The process begins close to farms, where fresh stems are sorted for size and condition. Because they are heavy and water-rich, transporting them long distances would undermine the economics. The core step is mechanical extraction, or decortication, where rollers and blades separate fibrous strands from pulp without using harsh chemicals.
After extraction, fibers are washed to remove residues and improve texture, then dried under controlled conditions to prevent mold and stabilize quality. Processing lines then open and align the fibers so they can be spun into yarn, formed into nonwovens or used in composite materials. Quality checks track length, moisture, impurities and strength so the material behaves consistently in textile mills or paper plants.
Most commercial attention is on clothing and home textiles, often blending banana fiber with cotton. Paper and packaging are also emerging uses. Trials using thermomechanically extracted fiber mixed with natural binders have produced molded fruit trays that perform as well as or better than recycled paper pulp in several mechanical tests, though they absorb more water.

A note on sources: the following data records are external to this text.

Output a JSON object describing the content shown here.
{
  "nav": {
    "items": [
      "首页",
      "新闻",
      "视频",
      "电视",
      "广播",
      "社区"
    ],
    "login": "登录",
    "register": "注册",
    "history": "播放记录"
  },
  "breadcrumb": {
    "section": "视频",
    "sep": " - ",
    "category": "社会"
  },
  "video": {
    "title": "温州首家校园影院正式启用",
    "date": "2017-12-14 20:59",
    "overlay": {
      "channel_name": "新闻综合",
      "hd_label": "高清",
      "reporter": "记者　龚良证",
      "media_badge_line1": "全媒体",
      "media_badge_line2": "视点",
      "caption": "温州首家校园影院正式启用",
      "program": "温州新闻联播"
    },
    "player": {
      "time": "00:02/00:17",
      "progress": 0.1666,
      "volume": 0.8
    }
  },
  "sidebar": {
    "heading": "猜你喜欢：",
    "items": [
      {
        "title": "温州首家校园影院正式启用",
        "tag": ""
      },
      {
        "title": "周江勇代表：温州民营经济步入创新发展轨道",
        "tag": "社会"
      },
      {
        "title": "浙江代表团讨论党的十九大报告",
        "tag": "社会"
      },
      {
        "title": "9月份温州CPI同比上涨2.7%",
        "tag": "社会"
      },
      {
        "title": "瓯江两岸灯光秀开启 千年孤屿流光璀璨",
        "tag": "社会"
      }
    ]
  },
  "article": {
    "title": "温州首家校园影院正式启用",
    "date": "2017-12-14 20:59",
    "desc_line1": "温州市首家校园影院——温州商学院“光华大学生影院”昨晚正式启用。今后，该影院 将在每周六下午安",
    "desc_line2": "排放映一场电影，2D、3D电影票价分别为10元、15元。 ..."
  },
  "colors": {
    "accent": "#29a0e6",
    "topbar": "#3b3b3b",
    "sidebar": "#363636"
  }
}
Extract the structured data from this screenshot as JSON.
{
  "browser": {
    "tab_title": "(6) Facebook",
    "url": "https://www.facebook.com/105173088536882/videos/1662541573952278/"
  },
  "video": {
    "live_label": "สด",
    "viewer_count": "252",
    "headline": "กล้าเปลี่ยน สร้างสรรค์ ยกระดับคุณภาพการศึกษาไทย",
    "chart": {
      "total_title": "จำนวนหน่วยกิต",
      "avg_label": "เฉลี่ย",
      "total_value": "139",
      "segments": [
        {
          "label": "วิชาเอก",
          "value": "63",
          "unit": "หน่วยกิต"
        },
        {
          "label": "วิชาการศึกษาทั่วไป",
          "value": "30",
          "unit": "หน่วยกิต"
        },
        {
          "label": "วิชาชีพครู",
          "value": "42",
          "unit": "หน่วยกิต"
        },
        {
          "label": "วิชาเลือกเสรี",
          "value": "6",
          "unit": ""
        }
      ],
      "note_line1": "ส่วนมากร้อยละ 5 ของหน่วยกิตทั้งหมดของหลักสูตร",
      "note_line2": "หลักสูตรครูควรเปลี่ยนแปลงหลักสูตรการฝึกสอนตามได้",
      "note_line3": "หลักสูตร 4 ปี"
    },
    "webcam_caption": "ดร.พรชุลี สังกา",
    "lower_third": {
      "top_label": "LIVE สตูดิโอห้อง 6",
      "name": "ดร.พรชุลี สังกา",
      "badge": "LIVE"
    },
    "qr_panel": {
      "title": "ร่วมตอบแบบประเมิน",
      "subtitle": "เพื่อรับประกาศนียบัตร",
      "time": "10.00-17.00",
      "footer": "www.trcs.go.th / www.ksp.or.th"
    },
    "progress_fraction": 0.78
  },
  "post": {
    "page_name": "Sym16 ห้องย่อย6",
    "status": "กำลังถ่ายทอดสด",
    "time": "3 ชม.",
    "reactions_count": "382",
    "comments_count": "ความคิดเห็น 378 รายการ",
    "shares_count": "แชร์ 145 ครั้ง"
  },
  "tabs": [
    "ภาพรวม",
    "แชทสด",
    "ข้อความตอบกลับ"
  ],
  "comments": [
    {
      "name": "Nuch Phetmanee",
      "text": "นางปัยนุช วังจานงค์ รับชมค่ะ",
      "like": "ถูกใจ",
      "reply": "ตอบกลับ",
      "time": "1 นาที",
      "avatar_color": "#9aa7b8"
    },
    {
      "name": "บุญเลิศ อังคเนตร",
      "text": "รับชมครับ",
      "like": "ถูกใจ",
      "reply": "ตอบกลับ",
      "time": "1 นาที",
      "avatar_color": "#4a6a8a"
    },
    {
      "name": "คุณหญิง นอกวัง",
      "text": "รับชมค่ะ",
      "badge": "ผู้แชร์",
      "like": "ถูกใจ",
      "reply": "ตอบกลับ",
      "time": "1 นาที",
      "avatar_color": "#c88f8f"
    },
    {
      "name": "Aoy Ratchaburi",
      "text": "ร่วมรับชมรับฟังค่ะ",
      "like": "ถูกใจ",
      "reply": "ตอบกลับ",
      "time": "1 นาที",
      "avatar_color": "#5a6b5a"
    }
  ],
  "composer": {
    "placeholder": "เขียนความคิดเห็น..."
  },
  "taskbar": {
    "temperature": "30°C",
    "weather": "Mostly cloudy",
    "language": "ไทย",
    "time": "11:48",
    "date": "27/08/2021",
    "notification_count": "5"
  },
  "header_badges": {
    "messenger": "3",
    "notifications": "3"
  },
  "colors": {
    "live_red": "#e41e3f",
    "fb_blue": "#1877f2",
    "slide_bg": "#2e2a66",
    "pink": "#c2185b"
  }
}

The rest of the plant is not wasted. Pulp and sap from the extraction line can be turned into compost, fertilizers or even biogas. Some trials show the residue can support organic liquid fertilizers that reduce dependence on synthetic inputs.
Despite the progress, challenges remain. Logistics, farmer training and water management in washing processes still need refinement before the system can scale widely. Yet the direction is clear. Instead of being burned or discarded, banana trunks are starting to enter a circular industrial chain that turns agricultural leftovers into usable materials.